The Increasing Threat of Militant Secularism and Islam
In Germany, a male nurse, Niels Hoegel, purposely killed at least 84 patients with overdoses of heart medication.
In London, a 5-year-old Christian girl is forced to live in Muslim foster care homes, where her cross is confiscated, she is forced to learn Arabic, and is told that Christmas and Easter are "stupid."
All across Europe, empty Christian churches, both Catholic and Protestant, are being turned into mosques.
In Berkeley, California, Antifa counter-protesters show up in a swarm, covered head to toe in black to hide their identities, carry clubs and mace, sport flags that identify them as anarchists and shields emblazoned with "No Hate!" and proceed to beat up those who gathered for prayer, in support of Donald Trump, and "No Marxism at Berkeley."
Finally, D. James Kennedy ministries is suing the Southern Poverty Law Center for designating it as an official "Hate Group" for its biblically-based opposition to homosexuality and transgenderism.
All of these are the result of three things: de-Christianization of Europe and America, the rise of radical secularism, and the Islamization of Europe. The three things are not separate but intimately interwoven. The secularization of Europe and America is the cause of their de-Christianization, and the vacuum of faith and moral culture caused by secularization is being filled with a great inrush of Islam. We might add that it is the disunity of Christians that also made all of this possible by making Christianity weaker and more easily supplanted both by secularism and Islam.
What might be surprising about all of this is that it all began over a half-millennium ago. As I show in my The Reformation 500 Years Later: 12 Things You Need To Know, both secular atheism and Islam were there at the time of Martin Luther, atheism just beginning to blossom and Islam ready to take over Europe.
Why is that important to know now? Because all Christians today, Catholic and Protestant, face this common threat from increasingly militant secularism and Islam.
Secularism is the source of the eugenics and euthanasia movement that, like killer-nurse Niels Hoegel, believes that true compassion means the extermination of the unfit and suffering, just as we would any animal. This "compassion" represents a complete rejection of the moral arguments of Christianity.
The centuries-long secular drive to eliminate Christianity from culture has been very successful, leaving us with empty churches. These empty churches represent the hollowing out of our previously Christian-defined culture, and hence the nearly complete victory of secularism, which continues to be pushed ever harder by the liberal cultural elite. The Left's hatred of Christianity that fuels its efforts at de-Christianization understands that Christianity is the enemy that (however weakly) stands in the way of its complete cultural victory.
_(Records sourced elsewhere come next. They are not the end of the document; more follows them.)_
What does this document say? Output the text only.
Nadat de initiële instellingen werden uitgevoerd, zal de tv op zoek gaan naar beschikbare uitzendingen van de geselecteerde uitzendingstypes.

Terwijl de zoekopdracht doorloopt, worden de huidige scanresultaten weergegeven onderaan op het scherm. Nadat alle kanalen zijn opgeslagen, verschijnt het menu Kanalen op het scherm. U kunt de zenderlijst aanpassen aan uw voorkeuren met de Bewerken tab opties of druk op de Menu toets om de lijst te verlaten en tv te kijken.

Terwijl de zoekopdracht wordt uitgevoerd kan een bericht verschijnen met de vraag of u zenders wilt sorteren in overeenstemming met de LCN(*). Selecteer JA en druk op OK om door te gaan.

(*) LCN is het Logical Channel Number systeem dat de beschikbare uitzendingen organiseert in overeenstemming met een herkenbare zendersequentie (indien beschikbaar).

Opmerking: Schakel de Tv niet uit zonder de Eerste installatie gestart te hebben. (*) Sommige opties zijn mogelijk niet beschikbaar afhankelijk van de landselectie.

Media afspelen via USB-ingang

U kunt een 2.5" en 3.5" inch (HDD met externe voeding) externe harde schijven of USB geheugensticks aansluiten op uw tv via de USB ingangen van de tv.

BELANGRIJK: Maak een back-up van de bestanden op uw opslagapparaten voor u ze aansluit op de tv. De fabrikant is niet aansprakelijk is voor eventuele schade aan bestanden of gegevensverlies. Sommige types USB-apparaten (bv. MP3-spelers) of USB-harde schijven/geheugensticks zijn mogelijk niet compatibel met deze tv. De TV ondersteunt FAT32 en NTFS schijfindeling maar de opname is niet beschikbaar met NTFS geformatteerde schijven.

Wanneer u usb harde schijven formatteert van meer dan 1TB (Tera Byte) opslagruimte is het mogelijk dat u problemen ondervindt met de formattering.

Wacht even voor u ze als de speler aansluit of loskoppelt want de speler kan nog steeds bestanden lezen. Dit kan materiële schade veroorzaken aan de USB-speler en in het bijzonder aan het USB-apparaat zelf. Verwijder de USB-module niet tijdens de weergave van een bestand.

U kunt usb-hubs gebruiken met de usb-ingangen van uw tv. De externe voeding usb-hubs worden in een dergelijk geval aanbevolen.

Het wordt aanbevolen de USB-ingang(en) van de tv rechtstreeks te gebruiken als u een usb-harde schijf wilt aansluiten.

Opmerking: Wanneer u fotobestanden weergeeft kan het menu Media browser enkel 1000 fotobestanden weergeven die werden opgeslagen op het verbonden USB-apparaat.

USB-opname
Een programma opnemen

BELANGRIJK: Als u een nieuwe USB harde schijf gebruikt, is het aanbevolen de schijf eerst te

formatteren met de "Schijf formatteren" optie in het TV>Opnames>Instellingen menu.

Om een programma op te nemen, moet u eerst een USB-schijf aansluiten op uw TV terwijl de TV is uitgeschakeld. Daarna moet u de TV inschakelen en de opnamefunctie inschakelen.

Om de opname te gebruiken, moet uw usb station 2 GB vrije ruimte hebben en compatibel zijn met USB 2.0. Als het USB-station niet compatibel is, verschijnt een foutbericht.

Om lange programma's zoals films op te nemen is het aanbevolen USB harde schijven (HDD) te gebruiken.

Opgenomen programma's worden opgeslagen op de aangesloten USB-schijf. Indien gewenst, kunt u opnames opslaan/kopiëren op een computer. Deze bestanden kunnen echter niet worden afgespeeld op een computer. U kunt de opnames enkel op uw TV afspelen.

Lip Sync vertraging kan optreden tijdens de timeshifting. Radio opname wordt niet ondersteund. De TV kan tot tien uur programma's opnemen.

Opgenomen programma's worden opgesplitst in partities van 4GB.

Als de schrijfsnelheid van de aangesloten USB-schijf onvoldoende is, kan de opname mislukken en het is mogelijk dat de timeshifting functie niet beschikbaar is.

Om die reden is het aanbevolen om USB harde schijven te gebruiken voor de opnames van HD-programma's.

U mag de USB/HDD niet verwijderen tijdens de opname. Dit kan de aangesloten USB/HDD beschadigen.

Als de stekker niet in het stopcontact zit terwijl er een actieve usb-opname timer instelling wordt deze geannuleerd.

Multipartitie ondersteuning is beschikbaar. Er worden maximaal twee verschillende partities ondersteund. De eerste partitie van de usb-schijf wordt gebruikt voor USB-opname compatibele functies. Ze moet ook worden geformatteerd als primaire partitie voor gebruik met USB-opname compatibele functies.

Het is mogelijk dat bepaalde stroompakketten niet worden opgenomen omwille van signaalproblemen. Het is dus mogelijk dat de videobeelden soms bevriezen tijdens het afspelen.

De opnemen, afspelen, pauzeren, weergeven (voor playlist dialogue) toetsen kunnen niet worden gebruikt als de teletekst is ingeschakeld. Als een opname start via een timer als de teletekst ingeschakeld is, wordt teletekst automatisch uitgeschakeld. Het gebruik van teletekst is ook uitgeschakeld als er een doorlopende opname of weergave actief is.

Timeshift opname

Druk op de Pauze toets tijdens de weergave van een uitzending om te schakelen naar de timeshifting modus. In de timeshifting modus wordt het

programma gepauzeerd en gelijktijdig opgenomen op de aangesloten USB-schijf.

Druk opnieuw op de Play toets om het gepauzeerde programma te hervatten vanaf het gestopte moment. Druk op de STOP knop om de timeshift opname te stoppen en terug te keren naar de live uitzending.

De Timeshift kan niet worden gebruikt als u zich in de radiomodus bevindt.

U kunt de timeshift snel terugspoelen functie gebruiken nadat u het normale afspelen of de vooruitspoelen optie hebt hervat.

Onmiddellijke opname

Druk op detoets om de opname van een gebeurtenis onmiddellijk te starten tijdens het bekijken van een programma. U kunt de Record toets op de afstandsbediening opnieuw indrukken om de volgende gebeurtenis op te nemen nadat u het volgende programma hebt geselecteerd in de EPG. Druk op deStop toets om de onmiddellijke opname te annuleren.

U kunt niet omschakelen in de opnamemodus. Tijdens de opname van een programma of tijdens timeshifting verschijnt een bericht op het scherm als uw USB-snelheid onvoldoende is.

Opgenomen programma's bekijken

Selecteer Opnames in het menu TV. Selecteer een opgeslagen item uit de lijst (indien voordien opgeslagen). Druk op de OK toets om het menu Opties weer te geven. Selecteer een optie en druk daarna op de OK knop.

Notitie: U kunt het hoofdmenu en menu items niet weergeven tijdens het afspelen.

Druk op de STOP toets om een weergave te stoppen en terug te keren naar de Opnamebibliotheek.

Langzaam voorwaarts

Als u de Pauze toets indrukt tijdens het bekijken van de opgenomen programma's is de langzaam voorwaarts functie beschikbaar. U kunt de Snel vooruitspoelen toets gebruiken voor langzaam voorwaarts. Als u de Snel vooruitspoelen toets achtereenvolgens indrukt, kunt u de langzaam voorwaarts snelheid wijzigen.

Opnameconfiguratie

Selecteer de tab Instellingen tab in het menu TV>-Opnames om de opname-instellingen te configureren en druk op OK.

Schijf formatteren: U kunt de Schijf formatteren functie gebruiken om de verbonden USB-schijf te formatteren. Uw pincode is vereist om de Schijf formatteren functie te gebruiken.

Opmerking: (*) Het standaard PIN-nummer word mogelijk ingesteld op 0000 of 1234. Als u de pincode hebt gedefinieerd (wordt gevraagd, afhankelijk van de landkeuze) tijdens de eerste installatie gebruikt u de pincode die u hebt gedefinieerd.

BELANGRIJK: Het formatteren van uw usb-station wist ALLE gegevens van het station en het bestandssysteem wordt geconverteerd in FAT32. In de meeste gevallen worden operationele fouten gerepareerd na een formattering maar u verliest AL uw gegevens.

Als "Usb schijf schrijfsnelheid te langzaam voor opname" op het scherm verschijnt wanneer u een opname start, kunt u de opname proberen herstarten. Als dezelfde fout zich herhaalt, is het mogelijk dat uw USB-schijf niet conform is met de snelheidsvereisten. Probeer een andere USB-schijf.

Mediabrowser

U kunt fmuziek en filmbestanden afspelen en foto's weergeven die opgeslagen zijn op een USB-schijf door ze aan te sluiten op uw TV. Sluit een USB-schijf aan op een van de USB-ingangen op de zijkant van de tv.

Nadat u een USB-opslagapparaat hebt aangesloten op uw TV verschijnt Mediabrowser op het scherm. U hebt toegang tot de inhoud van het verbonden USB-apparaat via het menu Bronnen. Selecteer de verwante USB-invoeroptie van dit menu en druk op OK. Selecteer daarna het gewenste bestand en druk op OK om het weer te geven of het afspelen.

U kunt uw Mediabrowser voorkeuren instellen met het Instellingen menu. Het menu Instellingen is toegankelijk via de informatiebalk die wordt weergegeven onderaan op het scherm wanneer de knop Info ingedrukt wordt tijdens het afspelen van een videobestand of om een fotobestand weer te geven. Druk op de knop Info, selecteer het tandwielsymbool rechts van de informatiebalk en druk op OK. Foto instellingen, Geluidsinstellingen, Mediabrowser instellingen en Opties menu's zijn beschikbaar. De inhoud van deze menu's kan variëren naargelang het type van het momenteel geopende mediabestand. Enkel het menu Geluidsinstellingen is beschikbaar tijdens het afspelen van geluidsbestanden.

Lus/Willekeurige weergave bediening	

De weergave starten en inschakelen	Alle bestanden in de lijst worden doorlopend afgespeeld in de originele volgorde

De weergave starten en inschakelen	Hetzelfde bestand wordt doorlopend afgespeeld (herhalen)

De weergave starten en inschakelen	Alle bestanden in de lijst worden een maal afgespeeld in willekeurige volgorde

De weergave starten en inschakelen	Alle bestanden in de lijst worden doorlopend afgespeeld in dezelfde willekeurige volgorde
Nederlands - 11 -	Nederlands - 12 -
This anti-Christian hatred very much defines the far Left, Marxist-based groups like Antifa, who (with no apparent irony) use hatred and violence to snuff out groups whom they accuse of hatred and violence, and a prime target are those Christians who oppose anything of the secular Leftist agenda.
Christians "hate" because they have drawn moral lines which the Left has long ago crossed and hence crossed out, and that's why the Southern Poverty Law Center designated a Protestant ministry as a hate group.
Finally, the Left, from its beginning in the rise of modern atheism in the century before Luther, has been for almost five centuries fundamentally and vehemently anti-Christian, so much so that, as I explain in my book, it actually affirmed Islam as superior and more desirable. True to its strange predilections, secular enthusiasts praised Islam over Christianity in the 18th century Enlightenment, and true to this form welcomes a flood of Muslim immigration in the 21st century, even while it continues to persecute Christians.
Sadly, a great part of Christianity's weakness in the face of such persecution comes from its disunity, a splintering of the body of Christ for which all sides, Catholic and Protestant must share the blame.
Five centuries after the Reformation Christians must realize that we can no longer afford to be disunited, and that makes it all the more important to understand the deepest causes of the Reformation 500 years later.